Oooh – grownups had their first pisco sours — kind of like a margarita. Very tasty.

Pisco sour – Peru and Chile still debating who owns this drink.

In the afternoon we swam back at the hotel. Lobsy went to 5 pm mass at a beautiful Spanish-style church near our hotel.

For dinner tonight, Teddy and I went out with a couple we met through DC family friend Nancy Rosebush: Greg and Bea. He’s American and she’s Peruvian. They suggested a great spot called Cosme in their neighborhood of San Isidro.

Greg and Bea after a delish din.

We Ubered there. The drive looked like the ride from Santa Monica to Malibu.

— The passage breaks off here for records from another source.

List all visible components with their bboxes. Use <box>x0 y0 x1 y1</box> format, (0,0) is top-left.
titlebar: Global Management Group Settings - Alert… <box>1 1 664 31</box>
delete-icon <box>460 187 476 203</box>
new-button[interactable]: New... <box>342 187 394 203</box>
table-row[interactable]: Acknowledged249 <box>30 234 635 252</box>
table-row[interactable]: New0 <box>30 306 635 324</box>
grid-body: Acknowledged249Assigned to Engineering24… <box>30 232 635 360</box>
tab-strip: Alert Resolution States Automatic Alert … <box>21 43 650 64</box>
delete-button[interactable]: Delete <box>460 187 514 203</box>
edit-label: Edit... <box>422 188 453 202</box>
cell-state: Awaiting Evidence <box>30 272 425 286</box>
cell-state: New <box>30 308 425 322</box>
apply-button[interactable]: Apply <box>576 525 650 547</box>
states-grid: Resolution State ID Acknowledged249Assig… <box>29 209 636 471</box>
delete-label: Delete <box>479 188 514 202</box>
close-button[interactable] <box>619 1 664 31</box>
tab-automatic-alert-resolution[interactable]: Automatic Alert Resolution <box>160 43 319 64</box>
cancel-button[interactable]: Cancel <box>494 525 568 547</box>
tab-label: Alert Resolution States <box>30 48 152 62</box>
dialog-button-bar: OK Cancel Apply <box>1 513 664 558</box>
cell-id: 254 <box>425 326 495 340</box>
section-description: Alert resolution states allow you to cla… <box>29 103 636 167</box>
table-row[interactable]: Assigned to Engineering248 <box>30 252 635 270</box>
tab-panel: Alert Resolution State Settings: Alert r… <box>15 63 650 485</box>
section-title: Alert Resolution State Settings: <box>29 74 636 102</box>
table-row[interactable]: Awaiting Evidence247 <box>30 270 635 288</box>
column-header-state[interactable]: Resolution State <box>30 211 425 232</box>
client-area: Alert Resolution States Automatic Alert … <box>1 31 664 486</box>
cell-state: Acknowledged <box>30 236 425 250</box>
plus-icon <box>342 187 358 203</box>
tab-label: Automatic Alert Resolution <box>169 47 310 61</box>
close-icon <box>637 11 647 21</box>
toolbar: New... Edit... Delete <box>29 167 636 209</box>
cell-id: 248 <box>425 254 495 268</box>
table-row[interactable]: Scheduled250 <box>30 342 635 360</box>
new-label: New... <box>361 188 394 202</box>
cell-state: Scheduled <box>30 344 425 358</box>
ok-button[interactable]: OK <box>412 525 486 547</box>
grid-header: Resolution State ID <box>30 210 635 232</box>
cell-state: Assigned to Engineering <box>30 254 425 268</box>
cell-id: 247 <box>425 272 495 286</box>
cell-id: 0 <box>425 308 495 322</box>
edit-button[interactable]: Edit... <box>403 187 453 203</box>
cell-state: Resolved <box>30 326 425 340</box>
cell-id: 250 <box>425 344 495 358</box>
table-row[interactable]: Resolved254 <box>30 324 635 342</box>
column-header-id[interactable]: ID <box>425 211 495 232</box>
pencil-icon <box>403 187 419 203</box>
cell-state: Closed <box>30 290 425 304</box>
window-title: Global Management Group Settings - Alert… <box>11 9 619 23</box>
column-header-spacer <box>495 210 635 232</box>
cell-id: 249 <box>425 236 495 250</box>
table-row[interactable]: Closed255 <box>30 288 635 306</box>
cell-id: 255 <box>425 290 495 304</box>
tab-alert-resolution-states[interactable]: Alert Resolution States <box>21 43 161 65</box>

It was fun to do a “blind” double date with new friends in a new city. It meant eating in a non-touristy neighborhood, hearing about their daily life, etc. They were very welcoming and nice.

Notes/Thoughts/Observations

  • Our neighborhood is reminiscent of Santa Monica. Cliff-top parks with palm trees overlooking the Pacific. Joggers, dogs, yoga, personal trainers, kids. One difference: Paragliders overhead up and down the coast.
  • It’s summer here, which even for someone like Greg who’s lived here a long time is hard to wrap your head around if you’re from the global north. Schools are on break and the city is less crowded as the bougie folks have headed to the beaches south of Lima.
  • Sullivan school has been tough. They both like math best. James seems more game to commit to a project, whereas Willa’s quick to whine/throw in the towel. Today we tried “playing school,” where I acted at “Mrs. Sullivan” and set out projects for them to do. That seemed to work a little better.
  • Everyone got sunburned today. Ugh. Bought better sunscreen.